Resistance takes many forms, and sometimes all it takes to push back —
against the guardians of good taste and those gatekeepers of the
social order who keep skinny kids who looked like Jerry Lewis from
joining their club — is a well-timed pratfall, a bit of slapstick, a
yowl. In 1963 Mr. Lewis directed his masterpiece, “The Nutty
Professor.” As the bucktoothed scientist Professor Kelp and the
scientist’s chemically induced alter ego, a lounge lizard called Buddy
Love, Mr.
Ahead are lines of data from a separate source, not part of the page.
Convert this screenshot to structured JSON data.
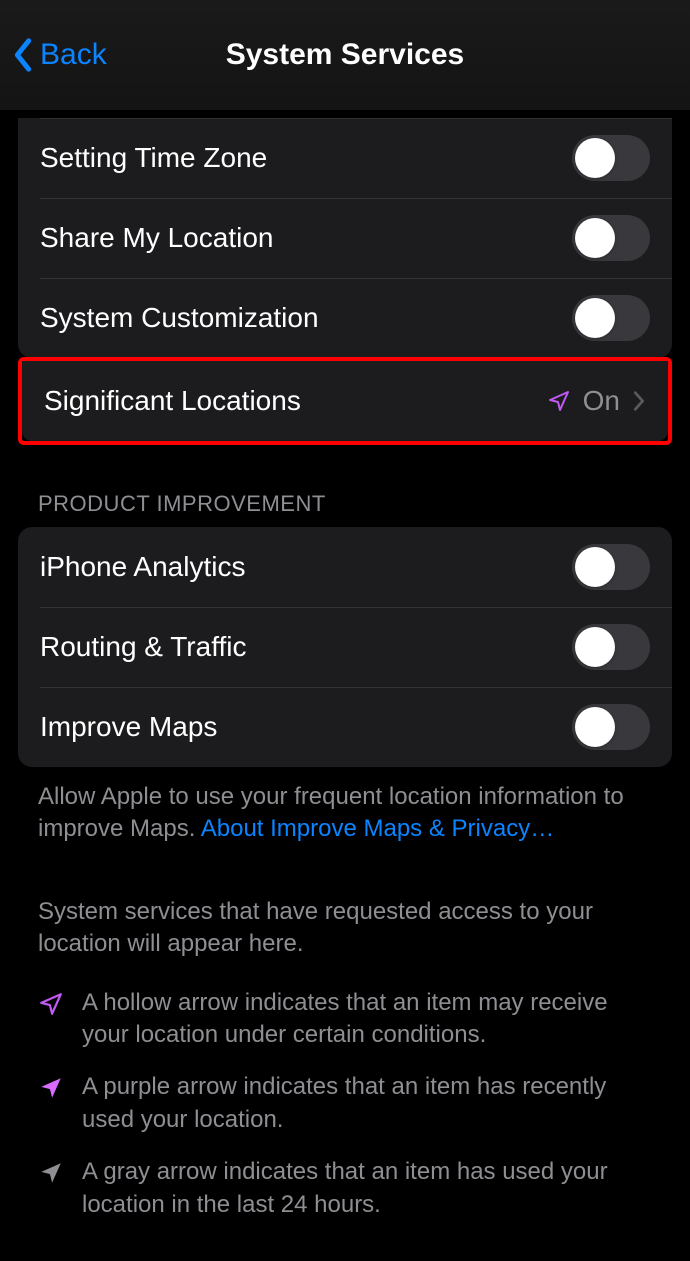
{
  "nav": {
    "back": "Back",
    "title": "System Services"
  },
  "group1": {
    "time_zone": "Setting Time Zone",
    "share_loc": "Share My Location",
    "sys_custom": "System Customization",
    "sig_loc": "Significant Locations",
    "sig_loc_value": "On"
  },
  "section2": {
    "header": "PRODUCT IMPROVEMENT",
    "iphone_analytics": "iPhone Analytics",
    "routing": "Routing & Traffic",
    "improve_maps": "Improve Maps",
    "footer_pre": "Allow Apple to use your frequent location information to improve Maps. ",
    "footer_link": "About Improve Maps & Privacy…"
  },
  "info": "System services that have requested access to your location will appear here.",
  "legend": {
    "hollow": "A hollow arrow indicates that an item may receive your location under certain conditions.",
    "purple": "A purple arrow indicates that an item has recently used your location.",
    "gray": "A gray arrow indicates that an item has used your location in the last 24 hours."
  },
  "colors": {
    "accent_blue": "#0a84ff",
    "purple": "#bf5af2",
    "gray_text": "#8e8e93",
    "row_bg": "#1c1c1e"
  },
  "toggles": {
    "time_zone": false,
    "share_loc": false,
    "sys_custom": false,
    "iphone_analytics": false,
    "routing": false,
    "improve_maps": false
  }
}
Lewis embodies two seemingly contradictory impulses,
characters who alternately seduce and repulse. Buddy Love is often
taken to be a parody of Martin, though it has been suggested that he
bears close resemblance to the real Mr. Lewis.

This hardly matters because, like any performer, Mr. Lewis is as much
mask as man, if not more so. The search for the authentic person
behind the famous personality is a favorite pursuit of tabloid readers
and serious writers alike. After publishing his biography of Mr.
Lewis, Shawn Levy wrote, “I still really can’t say who I was dealing
with or if it was even a single human being.” I suspect that, like the
rest of us, he was overwhelmed by the many Jerrys he discovered, each
of whom (including the comic who made the notoriously unreleased
Holocaust drama, “The Day the Clown Cried”) has its truth. For Jerry
Lewis, who played the fool even as his genius gaudily bloomed, the
only true thing has probably been our laughter.